4. Data structure intuition. Arrays, hash maps, trees, graphs, stacks, queues — you stop thinking about them abstractly and start recognizing which structure a problem is really asking for.

Algorithm patterns overview

Why I Skipped Hard Problems

Hard problems are not a better version of Medium problems. They are a different activity. Solving a Hard problem well requires hours of focused preparation, emotional resilience for repeated failure, and a specific goal — usually a top-tier company interview. For building broad algorithmic fluency and sustaining a daily habit, they are counterproductive. I made peace with skipping them.

The Seven Patterns That Cover Most Problems

If I had to compress 600 days into a reading list, it would center on seven fundamental techniques:

  • Prefix sum
  • Sliding window
  • Hash table
  • Depth-first search (DFS)
  • Binary search
  • Two pointers
  • Stack and queue

Fluency with these covers the vast majority of Easy and Medium problems. The book Grokking Algorithms is a readable introduction for anyone starting from scratch.

The Plateau

Around day 200, something shifted. Problem-solving had become routine — a daily checkbox rather than a learning experience. Without a defined goal driving the practice, I stopped getting better. I was maintaining a habit, not building a skill. This is worth knowing in advance: consistency is necessary but not sufficient. You also need direction.

Practical Interview Advice

If interview preparation is the goal, use LeetCode's topic-organized problem sets rather than random daily challenges. Some companies (Yandex, notably) publish curated problem lists that match their actual interview format. Work from those.

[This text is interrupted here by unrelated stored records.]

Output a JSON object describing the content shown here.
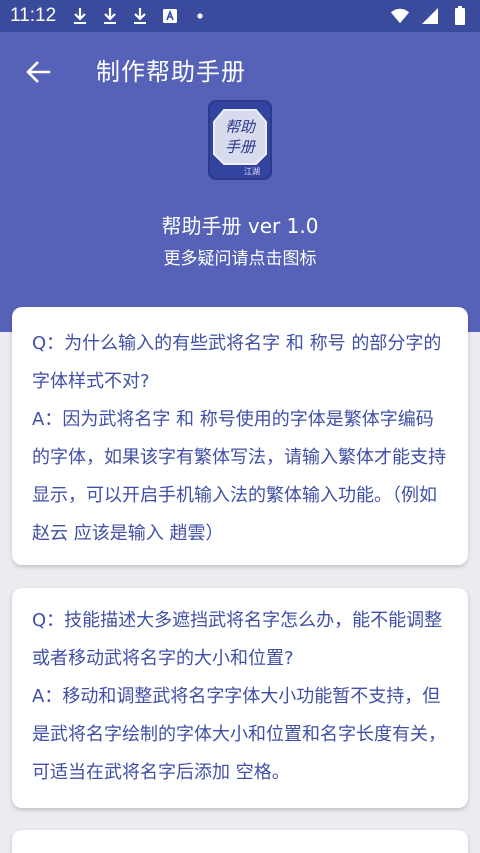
{
  "status_bar": {
    "time": "11:12",
    "left_icons": [
      "download-icon",
      "download-icon",
      "download-icon",
      "a-square-icon",
      "dot-icon"
    ],
    "right_icons": [
      "wifi-icon",
      "signal-icon",
      "battery-icon"
    ]
  },
  "header": {
    "title": "制作帮助手册",
    "app_icon_text": [
      "帮助",
      "手册"
    ],
    "app_icon_signature": "江湖",
    "version": "帮助手册 ver 1.0",
    "hint": "更多疑问请点击图标",
    "colors": {
      "status_bar": "#3a4a9c",
      "header": "#5562b8",
      "text": "#4050a6"
    }
  },
  "faq": [
    {
      "question": "Q：为什么输入的有些武将名字 和 称号 的部分字的字体样式不对?",
      "answer": "A：因为武将名字 和 称号使用的字体是繁体字编码的字体，如果该字有繁体写法，请输入繁体才能支持显示，可以开启手机输入法的繁体输入功能。（例如 赵云 应该是输入 趙雲）"
    },
    {
      "question": "Q：技能描述大多遮挡武将名字怎么办，能不能调整或者移动武将名字的大小和位置?",
      "answer": "A：移动和调整武将名字字体大小功能暂不支持，但是武将名字绘制的字体大小和位置和名字长度有关，可适当在武将名字后添加 空格。"
    }
  ]
}
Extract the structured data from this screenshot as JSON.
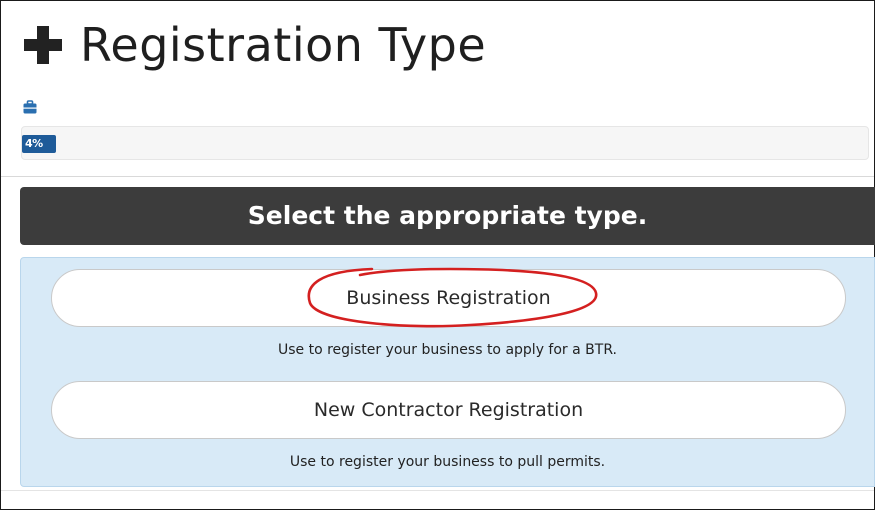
{
  "header": {
    "title": "Registration Type",
    "plus_icon": "plus-icon"
  },
  "progress": {
    "icon": "briefcase-icon",
    "label": "4%",
    "percent": 4,
    "fill_color": "#1e5b99"
  },
  "section": {
    "heading": "Select the appropriate type."
  },
  "options": [
    {
      "label": "Business Registration",
      "description": "Use to register your business to apply for a BTR.",
      "annotated": true
    },
    {
      "label": "New Contractor Registration",
      "description": "Use to register your business to pull permits."
    }
  ],
  "colors": {
    "header_bg": "#3c3c3c",
    "panel_bg": "#d8eaf7",
    "annotation": "#d42020",
    "icon_blue": "#2a6fb0"
  }
}
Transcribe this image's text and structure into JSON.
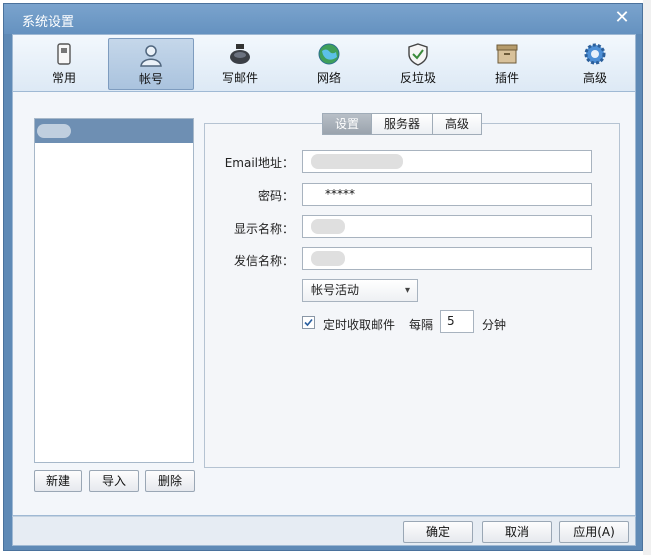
{
  "window": {
    "title": "系统设置"
  },
  "toolbar": {
    "items": [
      {
        "label": "常用",
        "icon": "phone-icon"
      },
      {
        "label": "帐号",
        "icon": "user-icon",
        "active": true
      },
      {
        "label": "写邮件",
        "icon": "ink-bottle-icon"
      },
      {
        "label": "网络",
        "icon": "globe-icon"
      },
      {
        "label": "反垃圾",
        "icon": "shield-icon"
      },
      {
        "label": "插件",
        "icon": "box-icon"
      },
      {
        "label": "高级",
        "icon": "gear-icon"
      }
    ]
  },
  "account_panel": {
    "buttons": {
      "new": "新建",
      "import": "导入",
      "delete": "删除"
    }
  },
  "tabs": [
    {
      "label": "设置",
      "active": true
    },
    {
      "label": "服务器"
    },
    {
      "label": "高级"
    }
  ],
  "form": {
    "email_label": "Email地址：",
    "password_label": "密码：",
    "password_value": "*****",
    "display_name_label": "显示名称：",
    "sender_name_label": "发信名称：",
    "status_select": "帐号活动",
    "auto_receive_label": "定时收取邮件",
    "auto_receive_checked": true,
    "interval_prefix": "每隔",
    "interval_value": "5",
    "interval_unit": "分钟"
  },
  "footer": {
    "ok": "确定",
    "cancel": "取消",
    "apply": "应用(A)"
  },
  "colors": {
    "accent": "#6e8fb3",
    "titlebar": "#6592c0"
  }
}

Rough benchmarks from experience:

  • 100 Easy/Medium problems: baseline interview readiness
  • 300+ problems: genuine confidence in a broad range of topics
  • No upper bound guarantees anything: there are 3,000+ problems, and there will always be one you haven't seen

Six Things I Would Tell Someone Starting Today

  • Define your purpose first. Knowing why you're doing this shapes how you should do it.
  • Start with easy problems. Sort by acceptance rate and build confidence before increasing difficulty.
  • Study other people's solutions. The editorial and top solutions often contain functions or patterns you didn't know existed.
  • Try multiple approaches. Most problems have several valid solutions. Exploring them is more educational than polishing one.
  • Build the habit, not the motivation. Motivation runs out within weeks. Daily consistency compounds over years.
  • Share your solutions. Writing an explanation for someone else is the fastest way to find the gaps in your own understanding.

Final Verdict

600 days. 700+ problems. Was it worth it? For me, yes — with the caveat that I went in without a clear goal for too long, which cost me several months of real progress. LeetCode is a separate world with its own rules and its own rewards. It will tell you fairly quickly whether algorithmic thinking is something you want to develop, and whether it is relevant to the career you are actually building. That clarity alone is worth a few weeks of daily problems.